Transform 2015: Better together for...

Transform 2015

Efrem Smith opened Transform 2015 in Garden Grove, California, January 19,. with 368 people in attendance. His message began with a powerful tribute to Martin Luther King, Jr. He spoke of the work King accomplished and the work left for Christians. With racial tension at an all-time high in our country, Smith went over the genealogy of Jesus, beginning with Abraham, who came from modern day Iraq and worshiped the moon.

“Pumping through the veins of Jesus is the blood of Iraqis and moon worshipers,” Smith said. “That means in the bloodline of Jesus, on his family tree, there are Libyan, Sudanese, Ethiopians, the cursed, the oppressed, the privileged. We see Jesus and we reimagine him as a white guy with blue eyes. But Jesus was a multicultural Jesus.”

Smith challenged attendees to think about how they represent Jesus. Neighborhoods are changing. The church as a result will be changing.

“Jesus is now living in you. You're not a suburban guy, you're a multiethnic guy, which means you can plant churches anywhere, you can go anywhere. Be white if you want, be black or be a radical Christian, building bridges, tearing down walls, and justice will roll down,” he said. “We must decide what it is we are better together for. What we're better together to do. What we're better together to dream. What we are better together to fight for.”

 

Breakouts and workshops

Tuesday morning began three days with over 22 breakout sessions. Glenn Herschberger, director of mobilization, reports the missions breakout focused on how to do short-term missions well and how to get better at mobilizing missionaries in our churches.

Pastor Phu Pham led the breakout for Vietnamese pastors, with Converge senior VP Doug Fagerstrom and Converge Northwest executive minister Steve Welling bringing a preview of the School of Church Leadership. Fagerstrom told the group of about 25, “The most important way to begin your walk with God is to learn how to read the Bible.”

Three workshops were also held. David Lied taught church leaders about marketing and branding their churches more efficiently. Efrem Smith taught how to reach changing neighborhoods through the church. Bethel Seminary professor Mark Strauss gave a lesson on what our society thinks about theology.

Claiborne: ‘You can see Calcutta everywhere’

Keynote speaker Shane Claiborne gave a powerful message Wednesday night on what it's like to follow Jesus―not just to attend youth group or go on a mission trip, but actually follow him and serve.

“What does it mean to love our neighbor as ourself?” Claiborne asked. “We need to ask what does it look like to place the gospel in our neighborhood.”

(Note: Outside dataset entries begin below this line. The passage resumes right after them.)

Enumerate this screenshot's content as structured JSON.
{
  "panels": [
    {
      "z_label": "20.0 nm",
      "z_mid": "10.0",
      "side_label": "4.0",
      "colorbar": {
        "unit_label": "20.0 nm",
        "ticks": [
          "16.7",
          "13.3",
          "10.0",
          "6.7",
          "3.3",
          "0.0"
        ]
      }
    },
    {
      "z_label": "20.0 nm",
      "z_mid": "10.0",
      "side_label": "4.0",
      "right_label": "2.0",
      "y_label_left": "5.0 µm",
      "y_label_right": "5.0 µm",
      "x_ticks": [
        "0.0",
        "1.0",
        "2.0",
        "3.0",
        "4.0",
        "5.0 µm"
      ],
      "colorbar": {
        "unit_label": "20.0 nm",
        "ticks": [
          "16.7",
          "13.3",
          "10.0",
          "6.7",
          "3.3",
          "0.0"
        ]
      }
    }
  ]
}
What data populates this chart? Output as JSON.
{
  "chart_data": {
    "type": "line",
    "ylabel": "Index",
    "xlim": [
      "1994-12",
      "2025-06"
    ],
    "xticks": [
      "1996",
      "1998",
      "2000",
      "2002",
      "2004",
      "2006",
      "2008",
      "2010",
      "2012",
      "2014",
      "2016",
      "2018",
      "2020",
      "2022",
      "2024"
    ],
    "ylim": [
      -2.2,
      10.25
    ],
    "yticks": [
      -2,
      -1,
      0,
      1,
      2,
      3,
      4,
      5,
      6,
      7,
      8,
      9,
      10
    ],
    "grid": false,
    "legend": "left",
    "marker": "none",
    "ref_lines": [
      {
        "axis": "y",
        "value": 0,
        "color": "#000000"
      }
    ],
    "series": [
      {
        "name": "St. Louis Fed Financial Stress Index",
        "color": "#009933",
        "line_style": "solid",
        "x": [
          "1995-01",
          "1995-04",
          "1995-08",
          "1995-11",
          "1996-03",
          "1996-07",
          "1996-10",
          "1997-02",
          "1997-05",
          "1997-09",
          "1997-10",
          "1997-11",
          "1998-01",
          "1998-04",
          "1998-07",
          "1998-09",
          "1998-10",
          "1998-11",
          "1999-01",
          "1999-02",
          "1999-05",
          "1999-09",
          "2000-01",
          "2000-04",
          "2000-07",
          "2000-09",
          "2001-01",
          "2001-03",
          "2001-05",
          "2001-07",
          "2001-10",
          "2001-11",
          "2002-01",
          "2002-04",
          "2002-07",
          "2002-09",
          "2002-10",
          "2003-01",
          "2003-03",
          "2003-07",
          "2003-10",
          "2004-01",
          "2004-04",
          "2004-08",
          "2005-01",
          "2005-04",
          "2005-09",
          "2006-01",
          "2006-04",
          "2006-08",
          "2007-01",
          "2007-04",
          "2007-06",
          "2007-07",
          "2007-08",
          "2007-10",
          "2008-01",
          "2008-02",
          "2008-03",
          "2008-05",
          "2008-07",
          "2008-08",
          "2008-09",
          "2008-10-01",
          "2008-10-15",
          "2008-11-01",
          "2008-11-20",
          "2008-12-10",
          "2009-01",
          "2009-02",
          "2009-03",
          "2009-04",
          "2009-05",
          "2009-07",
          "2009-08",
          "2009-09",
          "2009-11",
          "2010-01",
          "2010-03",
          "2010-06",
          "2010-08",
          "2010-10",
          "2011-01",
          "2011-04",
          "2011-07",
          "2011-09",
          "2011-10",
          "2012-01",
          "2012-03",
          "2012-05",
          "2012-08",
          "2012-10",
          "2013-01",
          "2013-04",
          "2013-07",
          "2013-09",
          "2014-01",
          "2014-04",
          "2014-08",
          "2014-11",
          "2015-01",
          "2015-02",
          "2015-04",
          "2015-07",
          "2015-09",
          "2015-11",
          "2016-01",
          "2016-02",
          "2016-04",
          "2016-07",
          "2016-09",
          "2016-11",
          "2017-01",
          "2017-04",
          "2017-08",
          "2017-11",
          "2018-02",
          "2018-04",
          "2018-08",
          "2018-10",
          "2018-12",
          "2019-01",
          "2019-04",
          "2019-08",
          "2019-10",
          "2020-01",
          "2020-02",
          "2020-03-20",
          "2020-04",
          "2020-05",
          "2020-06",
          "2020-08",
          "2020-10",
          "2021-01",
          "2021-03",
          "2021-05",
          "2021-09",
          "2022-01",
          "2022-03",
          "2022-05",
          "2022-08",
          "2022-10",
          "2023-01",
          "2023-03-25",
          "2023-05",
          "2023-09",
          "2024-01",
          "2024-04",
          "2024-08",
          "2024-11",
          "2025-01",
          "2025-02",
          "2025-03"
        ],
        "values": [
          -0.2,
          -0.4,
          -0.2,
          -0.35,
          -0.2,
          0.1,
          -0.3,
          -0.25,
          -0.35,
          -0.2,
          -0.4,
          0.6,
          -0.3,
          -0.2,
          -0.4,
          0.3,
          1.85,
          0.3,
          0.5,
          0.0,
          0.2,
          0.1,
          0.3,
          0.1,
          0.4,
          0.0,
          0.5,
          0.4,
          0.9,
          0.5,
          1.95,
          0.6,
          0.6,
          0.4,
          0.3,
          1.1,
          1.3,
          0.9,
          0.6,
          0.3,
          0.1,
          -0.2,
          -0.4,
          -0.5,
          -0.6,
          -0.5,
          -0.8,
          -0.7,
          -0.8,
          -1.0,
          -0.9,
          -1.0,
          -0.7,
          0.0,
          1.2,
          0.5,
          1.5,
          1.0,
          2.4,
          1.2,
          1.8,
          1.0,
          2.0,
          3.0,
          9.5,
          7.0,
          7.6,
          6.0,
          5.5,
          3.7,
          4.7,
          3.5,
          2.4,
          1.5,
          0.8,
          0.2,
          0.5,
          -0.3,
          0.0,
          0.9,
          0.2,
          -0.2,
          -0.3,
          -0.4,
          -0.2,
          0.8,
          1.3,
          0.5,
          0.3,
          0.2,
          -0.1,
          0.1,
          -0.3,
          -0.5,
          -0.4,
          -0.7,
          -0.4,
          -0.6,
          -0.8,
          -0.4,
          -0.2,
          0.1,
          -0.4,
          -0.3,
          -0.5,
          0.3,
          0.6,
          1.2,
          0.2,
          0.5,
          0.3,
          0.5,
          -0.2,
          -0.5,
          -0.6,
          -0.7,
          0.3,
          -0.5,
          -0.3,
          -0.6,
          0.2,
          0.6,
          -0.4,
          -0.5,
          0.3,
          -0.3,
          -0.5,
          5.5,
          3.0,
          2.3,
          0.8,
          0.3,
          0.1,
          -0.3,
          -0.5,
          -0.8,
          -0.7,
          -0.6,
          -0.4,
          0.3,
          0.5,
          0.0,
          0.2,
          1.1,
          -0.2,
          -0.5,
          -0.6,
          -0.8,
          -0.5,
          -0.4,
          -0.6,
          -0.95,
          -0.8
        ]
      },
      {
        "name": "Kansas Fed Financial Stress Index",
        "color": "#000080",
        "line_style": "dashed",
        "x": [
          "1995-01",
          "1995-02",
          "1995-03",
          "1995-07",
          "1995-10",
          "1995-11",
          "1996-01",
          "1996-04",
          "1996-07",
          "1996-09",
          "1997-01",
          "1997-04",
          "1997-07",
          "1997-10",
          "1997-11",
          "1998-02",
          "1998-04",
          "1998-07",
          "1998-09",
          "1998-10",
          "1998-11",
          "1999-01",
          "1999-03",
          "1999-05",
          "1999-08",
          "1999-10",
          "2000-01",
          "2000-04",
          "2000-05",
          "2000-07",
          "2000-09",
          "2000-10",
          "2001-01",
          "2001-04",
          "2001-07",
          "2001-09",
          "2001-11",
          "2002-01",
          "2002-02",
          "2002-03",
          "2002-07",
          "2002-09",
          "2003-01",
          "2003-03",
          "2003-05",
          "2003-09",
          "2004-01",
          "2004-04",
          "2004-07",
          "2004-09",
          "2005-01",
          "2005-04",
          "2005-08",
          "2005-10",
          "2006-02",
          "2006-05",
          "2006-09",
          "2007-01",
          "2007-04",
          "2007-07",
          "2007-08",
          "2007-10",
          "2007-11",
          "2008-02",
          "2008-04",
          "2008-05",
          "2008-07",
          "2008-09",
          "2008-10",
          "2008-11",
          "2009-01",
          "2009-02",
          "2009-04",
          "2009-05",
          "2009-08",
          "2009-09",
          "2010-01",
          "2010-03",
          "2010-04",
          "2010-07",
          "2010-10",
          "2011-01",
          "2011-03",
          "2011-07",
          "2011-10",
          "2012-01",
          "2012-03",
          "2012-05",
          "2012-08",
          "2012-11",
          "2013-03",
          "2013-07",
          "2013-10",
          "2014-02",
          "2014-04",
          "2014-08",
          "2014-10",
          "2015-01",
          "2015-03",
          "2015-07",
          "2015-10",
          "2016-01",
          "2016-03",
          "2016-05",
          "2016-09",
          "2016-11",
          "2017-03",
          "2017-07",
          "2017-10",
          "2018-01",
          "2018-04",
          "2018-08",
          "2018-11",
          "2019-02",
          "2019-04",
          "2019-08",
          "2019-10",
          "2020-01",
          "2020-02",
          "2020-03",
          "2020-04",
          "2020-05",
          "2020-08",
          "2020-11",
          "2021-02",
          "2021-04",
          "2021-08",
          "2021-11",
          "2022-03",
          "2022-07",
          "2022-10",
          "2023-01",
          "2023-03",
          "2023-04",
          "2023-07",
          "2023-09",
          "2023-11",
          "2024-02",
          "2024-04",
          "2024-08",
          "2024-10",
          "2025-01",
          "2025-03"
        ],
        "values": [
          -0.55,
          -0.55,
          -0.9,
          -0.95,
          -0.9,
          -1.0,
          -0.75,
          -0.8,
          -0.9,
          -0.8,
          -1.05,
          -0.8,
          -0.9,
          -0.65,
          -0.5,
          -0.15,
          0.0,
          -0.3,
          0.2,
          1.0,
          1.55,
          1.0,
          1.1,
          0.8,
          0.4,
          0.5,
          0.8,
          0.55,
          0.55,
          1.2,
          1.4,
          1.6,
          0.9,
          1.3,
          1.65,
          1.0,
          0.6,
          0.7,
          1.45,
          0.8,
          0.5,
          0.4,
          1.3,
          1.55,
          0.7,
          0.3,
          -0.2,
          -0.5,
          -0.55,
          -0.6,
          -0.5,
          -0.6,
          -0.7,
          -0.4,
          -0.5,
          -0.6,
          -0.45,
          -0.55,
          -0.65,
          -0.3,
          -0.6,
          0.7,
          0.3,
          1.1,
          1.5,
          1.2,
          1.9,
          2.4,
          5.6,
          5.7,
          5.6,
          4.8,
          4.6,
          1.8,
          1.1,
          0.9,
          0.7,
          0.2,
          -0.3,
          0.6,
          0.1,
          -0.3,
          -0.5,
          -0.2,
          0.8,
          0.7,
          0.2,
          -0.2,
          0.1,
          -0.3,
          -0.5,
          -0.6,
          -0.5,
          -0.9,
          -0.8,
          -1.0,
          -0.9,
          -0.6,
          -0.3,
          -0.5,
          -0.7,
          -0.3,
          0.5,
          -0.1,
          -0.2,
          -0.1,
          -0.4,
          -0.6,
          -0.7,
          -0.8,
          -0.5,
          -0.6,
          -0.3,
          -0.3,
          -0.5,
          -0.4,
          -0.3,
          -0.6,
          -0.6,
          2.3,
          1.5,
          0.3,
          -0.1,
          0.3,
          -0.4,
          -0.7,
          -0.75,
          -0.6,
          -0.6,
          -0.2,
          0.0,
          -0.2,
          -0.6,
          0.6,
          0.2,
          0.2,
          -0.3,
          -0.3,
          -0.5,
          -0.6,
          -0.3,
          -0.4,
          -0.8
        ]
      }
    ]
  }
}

Claiborne shared about his time in Calcutta, India, serving in orphanages alongside Mother Teresa. “Part of what I learned is that you don't need to go to Calcutta to find Calcutta. Mother Teresa used to say, ‘Pray God will give you the eyes to see the ones who are lonely and outcast. You can see Calcutta everywhere if God gives you the eyes to see,’” he said.

 

Ridout speaks on racial reconciliation

President Scott Ridout closed the week of networking with a message reminding leaders Jesus Christ is the cornerstone, not only of our churches but our lives. Ridout also addressed the issue of racial reconciliation in the United States, noting the growing silence from the Anglo evangelical church.

“To my brothers and sisters of color―black, brown or yellow―, I'm sorry,” Ridout said. “We will figure this out. I have no idea what that means but it will be a long and hard road. We need each other. We can't have any walls between us. Lean onto me, I'll lean onto you and we will all lean into Jesus Christ.”